The PSRD in June ordered all local journals and magazines to stop publishing articles by Ludu Sein Win, who had been jailed by a previous military government. The order came soon after the 65-year-old journalist, who relies on an oxygen mask to breathe, wrote an op-ed piece for the International Herald Tribune that criticized the SPDC’s policy toward the political opposition and called on the international community to pressure the junta. In another case of overt censorship, the monthly magazine New Spectator, which launched in May, was forced to cancel its July edition after government censors banned four of its top stories.
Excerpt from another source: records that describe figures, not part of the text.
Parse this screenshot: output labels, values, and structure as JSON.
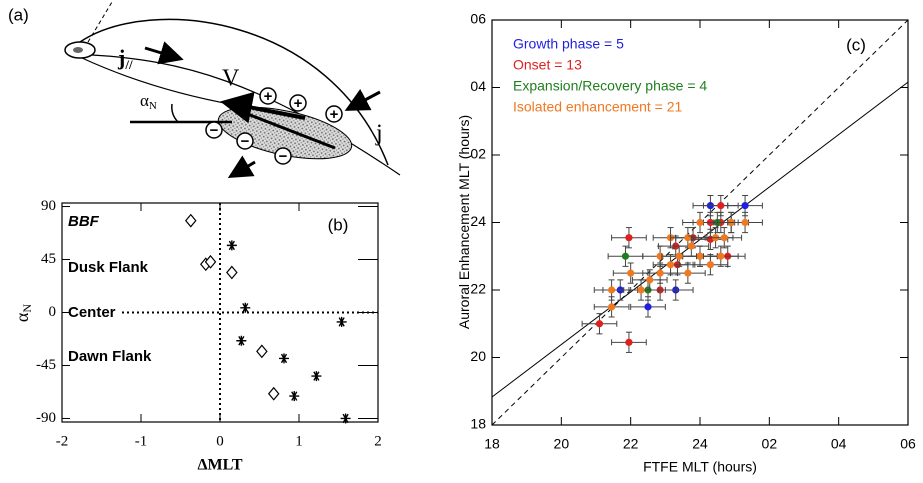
{
  "diagram": {
    "panel_label": "(a)",
    "j_parallel": "j",
    "j_parallel_sub": "//",
    "velocity": "V",
    "alpha": "α",
    "alpha_sub": "N",
    "current": "j",
    "plus_signs": [
      "+",
      "+",
      "+"
    ],
    "minus_signs": [
      "−",
      "−",
      "−"
    ]
  },
  "chart_data": [
    {
      "type": "scatter",
      "panel_label": "(b)",
      "xlabel": "ΔMLT",
      "ylabel": "α",
      "ylabel_sub": "N",
      "xlim": [
        -2,
        2
      ],
      "ylim": [
        -93,
        93
      ],
      "xticks": [
        -2,
        -1,
        0,
        1,
        2
      ],
      "yticks": [
        90,
        45,
        0,
        -45,
        -90
      ],
      "zero_lines": true,
      "annotations": [
        "BBF",
        "Dusk Flank",
        "Center",
        "Dawn Flank"
      ],
      "series": [
        {
          "marker": "diamond",
          "color": "#000000",
          "x": [
            -0.37,
            -0.18,
            -0.12,
            0.15,
            0.53,
            0.68
          ],
          "values": [
            78,
            41,
            43,
            34,
            -33,
            -69
          ]
        },
        {
          "marker": "asterisk",
          "color": "#000000",
          "x": [
            0.15,
            0.32,
            0.27,
            0.81,
            0.94,
            1.22,
            1.54,
            1.59
          ],
          "values": [
            57,
            4,
            -24,
            -39,
            -71,
            -54,
            -8,
            -90
          ]
        }
      ]
    },
    {
      "type": "scatter",
      "panel_label": "(c)",
      "xlabel": "FTFE MLT (hours)",
      "ylabel": "Auroral Enhancement MLT (hours)",
      "xlim": [
        18,
        30
      ],
      "ylim": [
        18,
        30
      ],
      "xticks": [
        18,
        20,
        22,
        24,
        {
          "value": 26,
          "label": "02"
        },
        {
          "value": 28,
          "label": "04"
        },
        {
          "value": 30,
          "label": "06"
        }
      ],
      "yticks": [
        18,
        20,
        22,
        24,
        {
          "value": 26,
          "label": "02"
        },
        {
          "value": 28,
          "label": "04"
        },
        {
          "value": 30,
          "label": "06"
        }
      ],
      "lines": [
        {
          "style": "dashed",
          "x": [
            18,
            30
          ],
          "values": [
            18,
            30
          ]
        },
        {
          "style": "solid",
          "x": [
            18,
            30
          ],
          "values": [
            18.83,
            28.16
          ]
        }
      ],
      "series": [
        {
          "name": "Growth phase = 5",
          "color": "#1f1fe0",
          "xerr": 0.5,
          "yerr": 0.3,
          "x": [
            24.3,
            25.3,
            21.7,
            22.5,
            23.3
          ],
          "values": [
            24.5,
            24.5,
            22.0,
            21.5,
            22.0
          ]
        },
        {
          "name": "Onset = 13",
          "color": "#e01f1f",
          "xerr": 0.5,
          "yerr": 0.3,
          "x": [
            21.1,
            21.95,
            21.95,
            24.6,
            24.6,
            24.3,
            23.8,
            23.35,
            24.0,
            24.8,
            22.85,
            23.3,
            24.3
          ],
          "values": [
            21.0,
            20.45,
            23.55,
            24.5,
            24.0,
            24.0,
            23.55,
            22.75,
            23.0,
            23.0,
            22.0,
            23.3,
            23.5
          ]
        },
        {
          "name": "Expansion/Recovery phase = 4",
          "color": "#1f7f1f",
          "xerr": 0.5,
          "yerr": 0.3,
          "x": [
            21.85,
            22.5,
            24.9,
            24.5
          ],
          "values": [
            23.0,
            22.0,
            24.0,
            24.0
          ]
        },
        {
          "name": "Isolated enhancement = 21",
          "color": "#f07820",
          "xerr": 0.5,
          "yerr": 0.3,
          "x": [
            21.45,
            21.45,
            22.3,
            22.85,
            22.85,
            23.15,
            23.65,
            24.0,
            24.9,
            25.3,
            23.65,
            24.0,
            24.6,
            24.45,
            23.4,
            23.15,
            22.55,
            23.75,
            24.7,
            24.3,
            22.0
          ],
          "values": [
            22.0,
            21.5,
            22.0,
            22.5,
            23.0,
            23.55,
            23.55,
            24.0,
            24.0,
            24.0,
            22.5,
            23.0,
            23.0,
            23.55,
            23.0,
            22.75,
            22.3,
            23.3,
            23.55,
            22.75,
            22.5
          ]
        }
      ]
    }
  ]
}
Despite this, the Ministry of Information claimed to be implementing a more open policy toward the local media. Information Minister Brig. Gen. Kyaw Hsan and top-ranking censor Maj. Tint Swe repeatedly vowed to adopt more flexible censorship policies and allow local publications more editorial independence. Favored publications were allowed to report for the first time on natural disasters, poverty, and certain public health issues, including the country’s growing HIV/AIDS problem.
Brig. Gen. Kyaw Hsan led press conferences that, for the first time, allowed open question-and-answer sessions and, in May, participated in a government-run journalist training course. Not surprisingly, his lectures stressed journalism that serves “the interest of the state and the people,” according to news reports.
The SPDC upgraded its Internet filtering and surveillance technologies, which it has procured from U.S. technology company Fortinet since 2004, according to information compiled by the OpenNet Initiative, a collaborative of several universities that focuses on Internet censorship issues.
The government has a monopoly on all 40 or so domestic Internet service providers, and it has attempted to force local e-mail users onto the government-run Mail4U service by periodically blocking access to internationally hosted services Yahoo and MSN Hotmail.
Government censors also sought to block Google’s Gmail and online voice service GTalk. Users complained in mid-June that when they attempted to log on they received an “access denied” message and that service was only sporadically available in the months that followed.
Exiled journalists and press freedom advocates in Thailand and India told CPJ that the blockage was most likely part of the Ministry of Information’s August 2005 “media to fight media” policy, a crude effort to block the flow of information critical of the government to foreign media organizations and exiled opposition groups.